Давид Боровский - стр. 3

Одесский двор… Четкий, квадратный, окруженный четырех- и трехэтажными домами. Чугунная колонка воды в центре двора. Боровские жили в доме со стороны улицы Чичерина. Окна квартиры выходили во двор, со всех сторон замкнутый домами. «Каждый день своей довоенной жизни, – вспоминал Давид, – я видел эту колонку, возле которой постоянно крутились взрослые и дети. Вокруг нее кипела жизнь». Где бы потом Давид ни видел – в Киеве, Херсоне, Венеции или Париже – водяные колонки, называл их «родными». Они появлялись и в оформленных им спектаклях, в частности, в «Медее»…

Еще из довоенных событий – переезд семьи Боровских-Бродских (говорили: на год или больше) в присоединенную Бессарабию – Льва Давидовича отправили туда по работе. И – скорое, на последнем пароходике, возвращение в Одессу: началась война, отменившая все планы. «В небе, – рассказывал Давид, – гул самолетов. Бомбы. Взрывы. Крики растерянных людей, бегущих в поисках бомбоубежища. Уход отца на фронт. Считалось: месяца на два или четыре. Так говорили почти все».

Запомнились мальчугану воздушные тревоги. После одной из них, когда мама, сестра и он оказались в бомбоубежище, исчез его велосипед. Во двор завезли песок – гасить «зажигалки», которые бросали с самолетов. Самые маленькие (и Давид в их числе), гордые полученным заданием, ходили по квартирам собирали чулки и носки, набивали их песком, завязывали и волокли эти «ноги» на чердак, откуда ребята постарше переносили «изделия» на крышу.
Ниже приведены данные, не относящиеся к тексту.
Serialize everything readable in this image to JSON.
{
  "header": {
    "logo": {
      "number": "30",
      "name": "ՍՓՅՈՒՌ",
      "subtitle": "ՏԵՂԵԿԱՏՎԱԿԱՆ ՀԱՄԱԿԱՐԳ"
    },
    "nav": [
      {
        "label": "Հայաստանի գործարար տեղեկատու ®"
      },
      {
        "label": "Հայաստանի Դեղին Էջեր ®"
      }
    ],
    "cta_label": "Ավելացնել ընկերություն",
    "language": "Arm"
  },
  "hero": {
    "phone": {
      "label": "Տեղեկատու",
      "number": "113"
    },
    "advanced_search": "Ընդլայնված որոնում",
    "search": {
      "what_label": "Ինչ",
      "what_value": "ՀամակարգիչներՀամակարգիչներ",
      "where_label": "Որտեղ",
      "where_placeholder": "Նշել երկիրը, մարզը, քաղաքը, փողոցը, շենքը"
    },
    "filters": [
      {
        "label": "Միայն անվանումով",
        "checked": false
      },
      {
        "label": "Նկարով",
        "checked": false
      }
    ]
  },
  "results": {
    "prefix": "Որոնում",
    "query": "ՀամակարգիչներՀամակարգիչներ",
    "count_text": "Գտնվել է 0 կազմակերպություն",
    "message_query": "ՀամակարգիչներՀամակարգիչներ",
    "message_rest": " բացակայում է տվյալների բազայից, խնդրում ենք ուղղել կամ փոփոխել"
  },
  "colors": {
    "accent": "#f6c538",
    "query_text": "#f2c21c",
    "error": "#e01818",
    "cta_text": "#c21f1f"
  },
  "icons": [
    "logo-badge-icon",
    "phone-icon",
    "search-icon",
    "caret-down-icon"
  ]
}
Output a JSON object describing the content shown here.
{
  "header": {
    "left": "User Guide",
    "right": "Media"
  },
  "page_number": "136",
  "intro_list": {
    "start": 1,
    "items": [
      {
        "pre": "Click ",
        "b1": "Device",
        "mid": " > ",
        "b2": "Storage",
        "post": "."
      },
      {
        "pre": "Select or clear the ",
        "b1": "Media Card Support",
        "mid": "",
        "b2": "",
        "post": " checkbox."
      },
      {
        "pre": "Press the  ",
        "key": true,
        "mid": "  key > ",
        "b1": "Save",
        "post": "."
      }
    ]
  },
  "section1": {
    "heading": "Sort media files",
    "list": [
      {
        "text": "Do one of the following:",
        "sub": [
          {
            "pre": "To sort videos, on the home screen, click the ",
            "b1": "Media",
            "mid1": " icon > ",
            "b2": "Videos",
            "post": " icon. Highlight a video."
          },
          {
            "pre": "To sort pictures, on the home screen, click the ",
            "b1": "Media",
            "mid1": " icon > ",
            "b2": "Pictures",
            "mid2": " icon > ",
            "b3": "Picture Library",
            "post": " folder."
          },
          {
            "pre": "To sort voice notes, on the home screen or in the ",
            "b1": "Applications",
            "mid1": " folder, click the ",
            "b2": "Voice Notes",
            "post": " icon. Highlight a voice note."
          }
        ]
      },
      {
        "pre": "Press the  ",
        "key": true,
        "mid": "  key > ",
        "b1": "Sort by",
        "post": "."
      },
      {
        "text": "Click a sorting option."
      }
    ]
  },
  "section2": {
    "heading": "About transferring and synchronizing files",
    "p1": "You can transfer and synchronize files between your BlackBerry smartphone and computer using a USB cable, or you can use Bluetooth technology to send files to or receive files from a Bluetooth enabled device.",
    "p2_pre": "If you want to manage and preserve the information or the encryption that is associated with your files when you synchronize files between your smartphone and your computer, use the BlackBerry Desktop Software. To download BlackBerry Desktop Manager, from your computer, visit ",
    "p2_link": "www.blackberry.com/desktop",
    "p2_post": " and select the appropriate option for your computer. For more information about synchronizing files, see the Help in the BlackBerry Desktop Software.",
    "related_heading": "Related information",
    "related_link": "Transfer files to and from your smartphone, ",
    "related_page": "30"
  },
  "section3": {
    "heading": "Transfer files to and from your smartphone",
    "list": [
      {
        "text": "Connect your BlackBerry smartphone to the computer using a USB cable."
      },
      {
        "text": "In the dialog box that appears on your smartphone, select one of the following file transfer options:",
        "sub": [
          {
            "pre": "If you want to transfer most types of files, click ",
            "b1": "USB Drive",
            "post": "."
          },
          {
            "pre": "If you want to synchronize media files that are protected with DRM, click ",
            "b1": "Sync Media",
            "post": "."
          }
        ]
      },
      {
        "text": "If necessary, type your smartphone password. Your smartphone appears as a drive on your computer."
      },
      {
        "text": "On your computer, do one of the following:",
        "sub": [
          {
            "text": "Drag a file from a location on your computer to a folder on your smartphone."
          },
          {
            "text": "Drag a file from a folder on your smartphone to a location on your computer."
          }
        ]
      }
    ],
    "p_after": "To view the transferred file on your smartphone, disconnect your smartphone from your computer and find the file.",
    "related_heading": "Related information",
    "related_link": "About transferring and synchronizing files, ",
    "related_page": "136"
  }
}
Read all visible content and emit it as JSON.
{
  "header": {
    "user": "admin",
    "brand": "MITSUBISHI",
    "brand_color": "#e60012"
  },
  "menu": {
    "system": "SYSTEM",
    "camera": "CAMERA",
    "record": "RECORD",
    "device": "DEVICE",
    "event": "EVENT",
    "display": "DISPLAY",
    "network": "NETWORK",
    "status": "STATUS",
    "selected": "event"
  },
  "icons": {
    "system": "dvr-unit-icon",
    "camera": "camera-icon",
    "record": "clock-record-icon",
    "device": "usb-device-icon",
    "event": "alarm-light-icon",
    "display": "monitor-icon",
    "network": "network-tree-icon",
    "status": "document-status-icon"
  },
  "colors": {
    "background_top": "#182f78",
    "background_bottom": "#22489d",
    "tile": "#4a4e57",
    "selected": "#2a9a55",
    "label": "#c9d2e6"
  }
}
Сухой и жаркий дух чердака – от раскаленной крыши – Давид помнил всегда. И – «болванки»: набитые песком чулки и носки. Помнил и хотел однажды («Я все еще не могу дождаться», – говорил) повторить на сцене и «ноги» с песком, и белые женские береты, выстиранные и надетые на тарелки.

Да не все то, что сверху, – от Бога,
И народ «зажигалки» тушил;
И как малая фронту подмога —
Мой песок и дырявый кувшин.

«Балладу о детстве» Владимир Высоцкий, с которым Давид подружился, когда работал на Таганке, исполнил однажды у Боровских дома. Это было первое исполнение только-только написанной песни. Давид рассказал тогда Владимиру о своей «малой фронту подмоге»… Высоцкий пел и про его, Давида, детство.

Берта Моисеевна рассказывала сыну, как они в панике покидали Одессу, когда немцы были уже в двух шагах от города. С сумкой с документами и самыми необходимыми вещами и лекарствами в одной руке и с детьми – в другой, она металась между перронами вокзала, внутри огромной толпы перед закрытыми вагонами, с которых срывали задвижки и в которых обнаруживали подготовленные к вывозу из города заводские станки в опалубке, какое-то железное оборудование.

В отчаянии Берта Моисеевна – ей исполнилось тогда 39 лет – бегала вместе со всеми от вагона к вагону и едва не опустила руки, в один из моментов остановившись. Она бы и опустила их, но помог какой-то крепкий мужчина. Без лишних слов он поднял в вагон Таню и Давида, а потом – Берту Моисеевну. Они забились между станками и отправились в долгий путь.

О вагоне-теплушке Давид рассказывал писателю Михаилу Рощину, с которым жил в общежитии в Москве. Рощин в 1973 году написал пьесу «Эшелон». «Когда Боровский, – вспоминал Анатолий Эфрос, ставивший в 1975 году «Эшелон» во МХАТе, – делал декорации к спектаклю, он говорил мне, что это его долг перед памятью матери. Он сам ехал когда-то в таком эшелоне и что-то до сих пор тревожит его память. И вот он сделал макет, который создан его сосредоточенным чувством, чувством по поводу именно этого конкретного случая, а не потому, что такая мода, такое течение и так далее. В том, что он делает, есть конкретное тепло».